Hoje o sistema tributário desse segmento permite a geração de créditos para quem revende produtos fabricados por microempresas. Isso significa que se uma pequena empresa paga, supostamente, 10% de impostos, gera ao comprador de seus produtos 10% de créditos tributários, que são usados para abater os impostos devidos ao governo federal.
Com a reforma, as pequenas empresas vão deixar de gerar crédito, perdendo uma moeda importante, enquanto as grandes continuarão gerando e seguindo bem mais atrativas para negócios. "Na prática, a redação coloca o pequeno empresário entre a cruz e a espada", afirma o presidente da Confederação Nacional de Dirigentes Lojistas (CNDL), José César da Costa
De acordo com Costa, a mudança pode tornar inviável a maioria dos negócios, visto que hoje, no Brasil, mais de 92% dos empreendimentos estão inseridos no Simples Nacional, sendo 20 milhões de micro e pequenas empresas, que contabilizam 70% dos empregos do país. "Esse pequeno empresário pode se manter no Simples, pagando a alíquota unificada reduzida e repassando um crédito menor do que o que será repassado pelas empresas concorrentes fora do regime, perdendo competitividade", explica.
"Ou ele adota o regime fiscal híbrido, passando a fazer o recolhimento do IBS e CBS separadamente e arca com o custo do cumprimento de mais obrigações acessórias de ambos os regimes tributários, o que tornaria a operação inviável para a maioria dos pequenos negócios", acrescenta.
Os varejistas e prestadores de serviços vão sentir bastante os efeitos da reforma tributária, e também o consumidor, que poderá se deparar com o aumento de preços, devido à necessidade de repasse da carga tributária. "As empresas do Simples terão que realizar análises bem criteriosas para decidir se migram para o regime regular ou permanecem no Simples", destaca Charles Gularte, vice-presidente executivo de serviços ao cliente da Contabilizei.

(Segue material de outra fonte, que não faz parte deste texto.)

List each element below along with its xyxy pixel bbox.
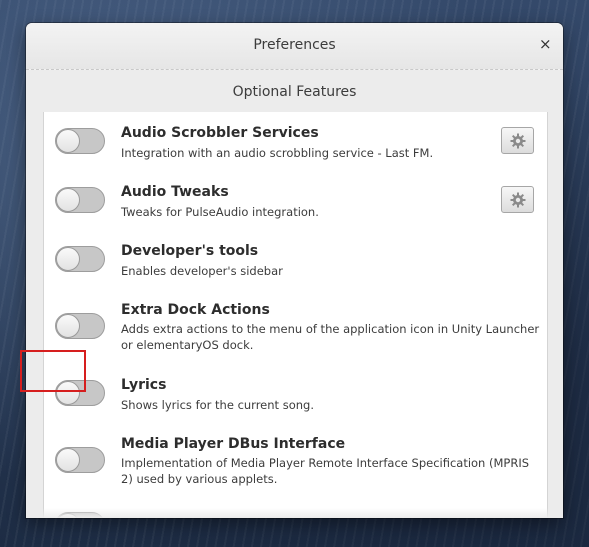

"É preciso avaliar, inclusive, esse efeito de mudança em quem está contratando ou comprando seus produtos. Essa decisão impacta diretamente o preço que eles vão ofertar, então será demandado um trabalho bem maior para as pequenas empresas nesse processo", emenda.
Atualmente, cerca de 75% dos produtos nas prateleiras dos supermercados, por exemplo, têm regras favorecidas e vão perder essa condição. Salvam-se os itens da cesta básica, que são uma minoria. No caso dos serviços, uma lista de profissionais, incluindo saúde e educação terão o benefício de um desconto nos impostos.
As regras da reforma tributária serão aplicadas de forma escalonada nos próximos anos, e todos os seus efeitos serão sentidos ao longo do tempo. A proposta prevê regras de transição até 2033, quando o novo modelo entrará plenamente em vigor. Ou seja, as mudanças não serão imediatas.
O texto seguiu para a análise do Senado, que poderá fazer alterações nas regras definidas até o momento. Caso haja mudanças, a proposta volta para a Câmara dos Deputados. Uma segunda parte da regulamentação, que ainda aguarda análise, prevê a retomada do imposto sobre herança em planos de previdência privada, como o Plano Gerador de Benefício Livre (PGBL) e Vida Gerador de Benefícios Livres (VGBL).
Essa etapa trata apenas dos tributos sobre o consumo. A expectativa é de que no próximo ano sejam iniciadas as discussões da reforma do Imposto de Renda, com mudanças como a taxação de dividendos (parcela de lucros das empresas distribuída a acionistas).